“We women are all radicals.”
Lavinia Goodell, February 1860
The articles that Lavinia Goodell contributed to her father’s anti-slavery newspaper, the Principia, have been discussed in some of our earlier posts. (Read more here.) The February 25, 1860 issue of the paper contained an article she authored (although it was attributed to “Housekeeper”) titled “Meditations on Sweeping a Room.”
Twenty-year-old Lavinia’s piece was superficially about cleaning a room but, at a deeper level, it revealed that even at a young age she firmly believed women were every bit as capable as men – and were better suited to handle some tasks than their male counterparts. It also showed that she understood that when trying to accomplish something big (such as gaining more rights for women) it was better to implement small, incremental changes rather than trying to transform the world overnight.

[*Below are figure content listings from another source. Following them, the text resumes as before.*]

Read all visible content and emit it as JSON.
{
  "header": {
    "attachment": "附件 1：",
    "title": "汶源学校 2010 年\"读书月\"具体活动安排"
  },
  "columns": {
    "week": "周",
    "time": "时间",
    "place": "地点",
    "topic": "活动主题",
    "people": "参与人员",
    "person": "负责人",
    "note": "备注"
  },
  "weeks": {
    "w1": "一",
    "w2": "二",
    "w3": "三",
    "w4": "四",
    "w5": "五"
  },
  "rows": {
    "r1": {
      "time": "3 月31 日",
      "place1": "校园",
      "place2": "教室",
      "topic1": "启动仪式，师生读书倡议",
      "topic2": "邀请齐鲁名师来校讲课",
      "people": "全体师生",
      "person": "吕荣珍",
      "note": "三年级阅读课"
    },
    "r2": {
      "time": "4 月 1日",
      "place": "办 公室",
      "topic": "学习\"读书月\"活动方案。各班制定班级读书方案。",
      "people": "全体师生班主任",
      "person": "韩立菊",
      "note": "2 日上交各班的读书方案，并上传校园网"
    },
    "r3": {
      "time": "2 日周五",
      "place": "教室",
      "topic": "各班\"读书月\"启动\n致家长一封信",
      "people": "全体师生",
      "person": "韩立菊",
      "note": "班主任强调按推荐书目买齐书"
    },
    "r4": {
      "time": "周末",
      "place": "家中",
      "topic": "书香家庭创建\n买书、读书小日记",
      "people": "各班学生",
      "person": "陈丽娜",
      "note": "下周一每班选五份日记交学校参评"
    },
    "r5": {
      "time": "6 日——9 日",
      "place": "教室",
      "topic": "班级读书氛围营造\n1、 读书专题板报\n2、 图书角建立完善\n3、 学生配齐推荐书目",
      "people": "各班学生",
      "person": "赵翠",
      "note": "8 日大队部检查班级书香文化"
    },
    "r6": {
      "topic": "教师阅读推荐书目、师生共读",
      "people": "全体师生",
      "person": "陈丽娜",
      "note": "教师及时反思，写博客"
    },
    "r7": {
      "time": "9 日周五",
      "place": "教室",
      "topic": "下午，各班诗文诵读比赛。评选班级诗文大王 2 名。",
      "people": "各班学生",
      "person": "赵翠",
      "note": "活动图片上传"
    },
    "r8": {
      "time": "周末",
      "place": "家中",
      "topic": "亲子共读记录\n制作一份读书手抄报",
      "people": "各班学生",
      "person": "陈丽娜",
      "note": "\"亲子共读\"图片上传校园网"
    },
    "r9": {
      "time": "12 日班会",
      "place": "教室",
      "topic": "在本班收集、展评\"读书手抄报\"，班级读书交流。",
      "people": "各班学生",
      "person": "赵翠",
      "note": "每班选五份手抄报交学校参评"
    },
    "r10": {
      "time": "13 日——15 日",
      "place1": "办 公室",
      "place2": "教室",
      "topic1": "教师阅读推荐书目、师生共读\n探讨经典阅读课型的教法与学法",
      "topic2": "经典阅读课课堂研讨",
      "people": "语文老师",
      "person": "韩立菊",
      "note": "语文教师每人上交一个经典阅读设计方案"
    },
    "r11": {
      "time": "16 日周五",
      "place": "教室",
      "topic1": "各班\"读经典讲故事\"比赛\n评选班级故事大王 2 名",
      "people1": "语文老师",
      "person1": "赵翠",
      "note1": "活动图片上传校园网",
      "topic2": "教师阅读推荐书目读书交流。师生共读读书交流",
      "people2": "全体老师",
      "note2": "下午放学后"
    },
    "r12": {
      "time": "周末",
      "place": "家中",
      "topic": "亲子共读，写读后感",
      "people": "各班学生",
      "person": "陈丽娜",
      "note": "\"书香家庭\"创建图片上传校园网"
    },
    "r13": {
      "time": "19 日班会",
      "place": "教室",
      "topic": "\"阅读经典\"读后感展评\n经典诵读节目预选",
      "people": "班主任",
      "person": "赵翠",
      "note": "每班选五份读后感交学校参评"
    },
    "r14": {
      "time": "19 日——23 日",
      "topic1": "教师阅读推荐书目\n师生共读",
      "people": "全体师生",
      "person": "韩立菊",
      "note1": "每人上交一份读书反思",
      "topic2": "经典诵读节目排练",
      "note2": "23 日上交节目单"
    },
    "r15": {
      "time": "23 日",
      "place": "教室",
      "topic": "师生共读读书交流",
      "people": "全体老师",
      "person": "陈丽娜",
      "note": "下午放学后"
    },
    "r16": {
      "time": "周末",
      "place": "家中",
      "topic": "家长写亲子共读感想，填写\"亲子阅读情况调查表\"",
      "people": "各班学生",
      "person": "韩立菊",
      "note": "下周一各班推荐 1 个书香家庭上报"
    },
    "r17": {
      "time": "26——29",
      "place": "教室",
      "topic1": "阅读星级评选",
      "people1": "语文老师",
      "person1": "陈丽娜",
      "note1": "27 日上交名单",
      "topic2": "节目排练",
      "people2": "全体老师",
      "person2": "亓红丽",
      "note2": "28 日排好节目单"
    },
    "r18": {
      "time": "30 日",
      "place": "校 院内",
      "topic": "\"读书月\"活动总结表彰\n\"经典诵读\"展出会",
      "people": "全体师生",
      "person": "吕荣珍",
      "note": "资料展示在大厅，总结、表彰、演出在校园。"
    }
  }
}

Lavinia begins her article by laying out the task at hand – house cleaning – and then comments, “We can’t expect to have everything perfectly pure and bright, in this world of dirt. Better to choose the least of two evils. This shows the folly of trying to make everything perfect, all at once, instead of trying to use a little reason and judgment, and smoothing over matters, and making the best of existing circumstances.” As she warmed to her theme, Lavinia sang the praises of women’s capabilities:
Women are naturally reformers. It is in them, “in their bones,” … Yes, there is a difference in mind, between the sexes. Witness the totally opposite effects which house-cleaning, sweeping, or any kind of “clearing up” produces upon them respectively. We women are all radicals. Arming ourselves with broom and scrub brushes, hot water and soap, we strike at once at the root of the matter. Not a word of compromise will we hear; not a bit of this smoothing over, and letting go – no indeed! Everything has got to be moved, and turned upside down and inside out, and every nook and corner explored, and every particle of dust, and every guilty, trembling little wretch of a string, nail, old paper, soiled napkin, ancient glove, antediluvian shoe or boot, dragged forth to the light of day…. On our banner is engraved, “No compromise!” Nothing short of the entire abolition of dirt, throughout our domains, will answer our purpose.

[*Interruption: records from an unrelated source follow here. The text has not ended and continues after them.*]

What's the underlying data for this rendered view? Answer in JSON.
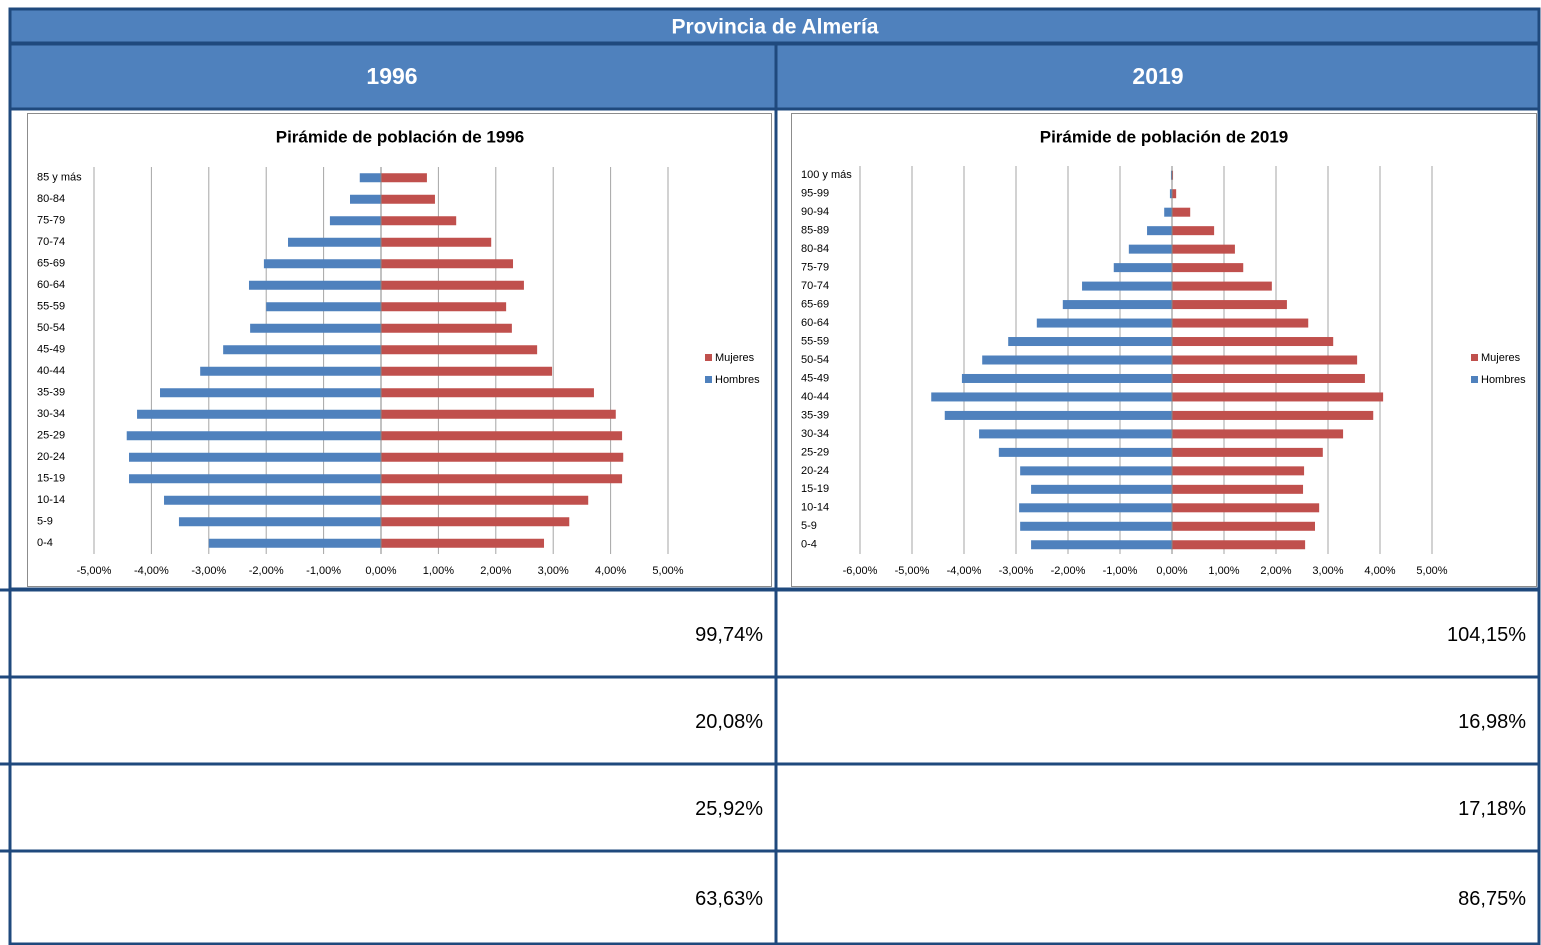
{
  "header": {
    "title": "Provincia de Almería",
    "columns": [
      "1996",
      "2019"
    ]
  },
  "chart_data": [
    {
      "type": "bar",
      "orientation": "horizontal",
      "title": "Pirámide de población de 1996",
      "categories": [
        "0-4",
        "5-9",
        "10-14",
        "15-19",
        "20-24",
        "25-29",
        "30-34",
        "35-39",
        "40-44",
        "45-49",
        "50-54",
        "55-59",
        "60-64",
        "65-69",
        "70-74",
        "75-79",
        "80-84",
        "85 y más"
      ],
      "series": [
        {
          "name": "Hombres",
          "color": "#4f81bd",
          "values": [
            -3.0,
            -3.52,
            -3.78,
            -4.39,
            -4.39,
            -4.43,
            -4.25,
            -3.85,
            -3.15,
            -2.75,
            -2.28,
            -2.0,
            -2.3,
            -2.04,
            -1.62,
            -0.89,
            -0.54,
            -0.37
          ]
        },
        {
          "name": "Mujeres",
          "color": "#c0504d",
          "values": [
            2.84,
            3.28,
            3.61,
            4.2,
            4.22,
            4.2,
            4.09,
            3.71,
            2.98,
            2.72,
            2.28,
            2.18,
            2.49,
            2.3,
            1.92,
            1.31,
            0.94,
            0.8
          ]
        }
      ],
      "xlim": [
        -5,
        5
      ],
      "xticks": [
        {
          "value": -5,
          "label": "-5,00%"
        },
        {
          "value": -4,
          "label": "-4,00%"
        },
        {
          "value": -3,
          "label": "-3,00%"
        },
        {
          "value": -2,
          "label": "-2,00%"
        },
        {
          "value": -1,
          "label": "-1,00%"
        },
        {
          "value": 0,
          "label": "0,00%"
        },
        {
          "value": 1,
          "label": "1,00%"
        },
        {
          "value": 2,
          "label": "2,00%"
        },
        {
          "value": 3,
          "label": "3,00%"
        },
        {
          "value": 4,
          "label": "4,00%"
        },
        {
          "value": 5,
          "label": "5,00%"
        }
      ],
      "grid": true,
      "legend": "right"
    },
    {
      "type": "bar",
      "orientation": "horizontal",
      "title": "Pirámide de población de 2019",
      "categories": [
        "0-4",
        "5-9",
        "10-14",
        "15-19",
        "20-24",
        "25-29",
        "30-34",
        "35-39",
        "40-44",
        "45-49",
        "50-54",
        "55-59",
        "60-64",
        "65-69",
        "70-74",
        "75-79",
        "80-84",
        "85-89",
        "90-94",
        "95-99",
        "100 y más"
      ],
      "series": [
        {
          "name": "Hombres",
          "color": "#4f81bd",
          "values": [
            -2.71,
            -2.92,
            -2.94,
            -2.71,
            -2.92,
            -3.33,
            -3.71,
            -4.37,
            -4.63,
            -4.04,
            -3.65,
            -3.15,
            -2.6,
            -2.1,
            -1.73,
            -1.12,
            -0.83,
            -0.48,
            -0.15,
            -0.04,
            -0.02
          ]
        },
        {
          "name": "Mujeres",
          "color": "#c0504d",
          "values": [
            2.56,
            2.75,
            2.83,
            2.52,
            2.54,
            2.9,
            3.29,
            3.87,
            4.06,
            3.71,
            3.56,
            3.1,
            2.62,
            2.21,
            1.92,
            1.37,
            1.21,
            0.81,
            0.35,
            0.08,
            0.02
          ]
        }
      ],
      "xlim": [
        -6,
        5
      ],
      "xticks": [
        {
          "value": -6,
          "label": "-6,00%"
        },
        {
          "value": -5,
          "label": "-5,00%"
        },
        {
          "value": -4,
          "label": "-4,00%"
        },
        {
          "value": -3,
          "label": "-3,00%"
        },
        {
          "value": -2,
          "label": "-2,00%"
        },
        {
          "value": -1,
          "label": "-1,00%"
        },
        {
          "value": 0,
          "label": "0,00%"
        },
        {
          "value": 1,
          "label": "1,00%"
        },
        {
          "value": 2,
          "label": "2,00%"
        },
        {
          "value": 3,
          "label": "3,00%"
        },
        {
          "value": 4,
          "label": "4,00%"
        },
        {
          "value": 5,
          "label": "5,00%"
        }
      ],
      "grid": true,
      "legend": "right"
    }
  ],
  "table": {
    "rows": [
      [
        "99,74%",
        "104,15%"
      ],
      [
        "20,08%",
        "16,98%"
      ],
      [
        "25,92%",
        "17,18%"
      ],
      [
        "63,63%",
        "86,75%"
      ]
    ]
  }
}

As for men, Lavinia said they are “timid, conservative creatures. They dislike agitation. They cannot bear to have things disturbed,… No wonder they don’t like to have us, women, peer into their great political kitchen! … “ It is likely she was referring to something besides literal kitchens when she said, “Never mind, let’s get possession of the key, somehow; we can get around them, and then we’ll get in and we’ll give it such a scrubbing and cleansing, and fix it up and make it look ever so pretty. We know how!” She concluded by saying:
Some one has said that every atom, is the universe in miniature. Why isn’t my parlor, then, the world on a small scale? And when the world gets dirty why shouldn’t we arm ourselves, and go to work at it, without being afraid of the dust. It will come out bright, pure, fresh, like my parlor.
Read the entire piece here.
Lavinia adhered to this philosophy for the remainder of her life and worked tirelessly to gain equal rights for women.
Sources consulted: “Meditation on Sweeping a Room,” written by Lavinia Goodell, published in the February 25, 1860 issue of The Principia (available in Slavery and Anti-Slavery: A Transnational Archive); Elisabeth S. Peck, So Life is Learning, (unpublished biography of Lavinia Goodell, available at Berea College Special Collections & Archives, Berea, Kentucky.